Camas bulbs were another example of how Native Americans managed for abundance.
Harrelson said that the big bulbs would be dug up and kept, while the smaller ones would be left to spread out, producing a denser patch of Camas in future years. Deer and elk would eat the flowers, helping to spread Camas since the seeds were more likely to germinate after being passed through an animal's digestive tract.
He objected to the common notion that Native Americans had some sort of mystical relationship with nature. No, he told us, it was science, figuring out the best ways to manage nature for long-term human requirements. There's no need to romanticize Indians, Harrelson said.
I'm fascinated by the Missoula Floods that inundated the Willamette Valley between 15,000 and 13,000 years ago. Harrelson said that the lake formed by the floods was up to 400 feet deep. Until the history of the floods was determined fairly recently, tribal legends about gigantic flooding were considered to be fiction.
But stories of how Native Americans found shelter on Mary's Peak near Corvallis and other high ground now are considered to have grounding in reality.

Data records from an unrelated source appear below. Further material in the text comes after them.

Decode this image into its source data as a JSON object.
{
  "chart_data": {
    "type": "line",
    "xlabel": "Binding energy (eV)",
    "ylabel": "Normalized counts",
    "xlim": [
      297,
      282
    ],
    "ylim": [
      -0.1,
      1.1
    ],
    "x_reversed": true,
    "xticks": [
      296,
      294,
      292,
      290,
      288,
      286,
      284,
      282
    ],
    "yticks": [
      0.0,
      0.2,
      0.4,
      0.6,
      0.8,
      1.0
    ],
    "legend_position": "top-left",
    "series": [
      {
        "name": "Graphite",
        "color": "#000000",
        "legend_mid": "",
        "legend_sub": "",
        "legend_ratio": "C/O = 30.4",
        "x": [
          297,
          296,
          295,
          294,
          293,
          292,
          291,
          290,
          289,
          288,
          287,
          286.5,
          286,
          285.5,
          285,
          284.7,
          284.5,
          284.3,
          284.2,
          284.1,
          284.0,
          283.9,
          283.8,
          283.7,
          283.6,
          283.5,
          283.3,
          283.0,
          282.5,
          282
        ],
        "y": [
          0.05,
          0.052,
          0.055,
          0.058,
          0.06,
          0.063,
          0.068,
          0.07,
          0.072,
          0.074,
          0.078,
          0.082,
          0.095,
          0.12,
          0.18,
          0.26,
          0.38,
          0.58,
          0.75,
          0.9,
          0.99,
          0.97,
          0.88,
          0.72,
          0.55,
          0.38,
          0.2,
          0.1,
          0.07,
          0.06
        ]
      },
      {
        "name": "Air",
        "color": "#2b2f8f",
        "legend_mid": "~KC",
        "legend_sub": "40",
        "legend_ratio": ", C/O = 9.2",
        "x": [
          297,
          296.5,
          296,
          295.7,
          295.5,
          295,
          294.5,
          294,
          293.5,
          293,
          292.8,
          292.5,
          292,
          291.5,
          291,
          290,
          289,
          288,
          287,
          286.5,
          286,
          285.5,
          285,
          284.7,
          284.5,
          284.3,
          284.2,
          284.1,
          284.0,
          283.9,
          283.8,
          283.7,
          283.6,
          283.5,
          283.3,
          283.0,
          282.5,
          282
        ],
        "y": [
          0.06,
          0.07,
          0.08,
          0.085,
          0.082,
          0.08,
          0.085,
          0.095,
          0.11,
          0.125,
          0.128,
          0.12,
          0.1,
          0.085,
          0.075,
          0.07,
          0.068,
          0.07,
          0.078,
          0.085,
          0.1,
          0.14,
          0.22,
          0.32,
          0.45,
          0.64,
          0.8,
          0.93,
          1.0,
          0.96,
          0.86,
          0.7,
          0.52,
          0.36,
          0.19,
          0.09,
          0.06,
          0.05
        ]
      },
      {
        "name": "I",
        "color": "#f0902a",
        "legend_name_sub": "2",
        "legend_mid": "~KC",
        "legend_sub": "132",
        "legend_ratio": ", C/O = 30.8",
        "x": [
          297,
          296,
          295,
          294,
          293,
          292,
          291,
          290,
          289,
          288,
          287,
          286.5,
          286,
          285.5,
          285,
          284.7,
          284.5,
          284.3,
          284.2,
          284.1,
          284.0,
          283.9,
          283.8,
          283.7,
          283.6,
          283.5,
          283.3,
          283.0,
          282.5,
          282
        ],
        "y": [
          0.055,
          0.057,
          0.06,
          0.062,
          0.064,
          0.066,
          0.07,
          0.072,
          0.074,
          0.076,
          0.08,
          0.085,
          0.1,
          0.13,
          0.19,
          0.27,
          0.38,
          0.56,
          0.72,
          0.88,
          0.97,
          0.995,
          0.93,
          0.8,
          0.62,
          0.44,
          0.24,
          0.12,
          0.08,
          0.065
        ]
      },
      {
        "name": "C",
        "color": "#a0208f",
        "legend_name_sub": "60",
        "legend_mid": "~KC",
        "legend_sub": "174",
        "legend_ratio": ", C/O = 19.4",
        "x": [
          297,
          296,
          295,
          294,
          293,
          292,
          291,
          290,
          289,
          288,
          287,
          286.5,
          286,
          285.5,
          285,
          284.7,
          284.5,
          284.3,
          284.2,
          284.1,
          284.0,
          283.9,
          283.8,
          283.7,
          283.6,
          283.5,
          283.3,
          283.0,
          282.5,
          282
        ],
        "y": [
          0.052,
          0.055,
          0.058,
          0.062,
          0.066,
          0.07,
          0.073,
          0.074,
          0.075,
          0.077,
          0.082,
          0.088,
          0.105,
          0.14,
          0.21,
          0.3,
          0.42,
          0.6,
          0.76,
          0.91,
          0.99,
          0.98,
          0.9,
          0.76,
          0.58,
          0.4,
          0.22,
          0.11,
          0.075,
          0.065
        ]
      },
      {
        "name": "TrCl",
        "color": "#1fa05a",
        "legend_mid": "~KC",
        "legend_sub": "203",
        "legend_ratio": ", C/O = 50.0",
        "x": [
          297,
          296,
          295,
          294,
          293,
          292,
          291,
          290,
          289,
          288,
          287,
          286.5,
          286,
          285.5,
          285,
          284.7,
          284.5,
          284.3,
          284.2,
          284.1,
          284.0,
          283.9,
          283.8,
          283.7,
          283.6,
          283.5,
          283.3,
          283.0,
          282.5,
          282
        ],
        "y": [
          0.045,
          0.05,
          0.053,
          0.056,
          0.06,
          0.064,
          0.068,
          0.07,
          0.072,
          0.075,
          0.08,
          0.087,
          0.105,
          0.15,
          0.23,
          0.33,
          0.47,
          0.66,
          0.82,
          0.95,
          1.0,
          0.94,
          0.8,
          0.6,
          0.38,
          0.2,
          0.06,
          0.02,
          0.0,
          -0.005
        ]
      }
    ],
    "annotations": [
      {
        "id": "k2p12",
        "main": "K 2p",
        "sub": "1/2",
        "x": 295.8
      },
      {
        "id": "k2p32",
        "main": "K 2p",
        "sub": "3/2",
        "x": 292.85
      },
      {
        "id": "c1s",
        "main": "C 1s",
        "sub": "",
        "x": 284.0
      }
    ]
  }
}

The image on the right side of this slide shows where different tribes were located in the Willamette Valley. There were five different language families, with the differences between them being as great as the difference between French and Chinese, Harrelson told us.
This slide explained the origins of the word, Chemawa, which is a "place of low-lying, frequently overflowed ground."
Harrelson gave us some of the history of treaties that forced the removal of Native Americans to steadily shrinking territory in western Oregon. A forced march to Grande Ronde from Medford was one of the atrocities inflicted on tribe members. He gave us a link to a web site, www.ndnhistoryresearch.com, which has documents and other information relating to the history of Oregon tribes.
Here's a link to descriptions of treaties with the Kalapuya and other tribes in the 1850's. Disturbing reading, for sure.
Lastly, Harrelson gave us a new word, "Landcestor." This is contrasted with "Ancestor." Most of us aren't ancestors of the Native Americans who inhabited Oregon before the settlers arrived. But Harrelson said we are part of the story of the land that is Oregon at this point in time.
Hopefully we'll live up to our responsibility to take care of the land that now is almost entirely under the control of non-Native Americans.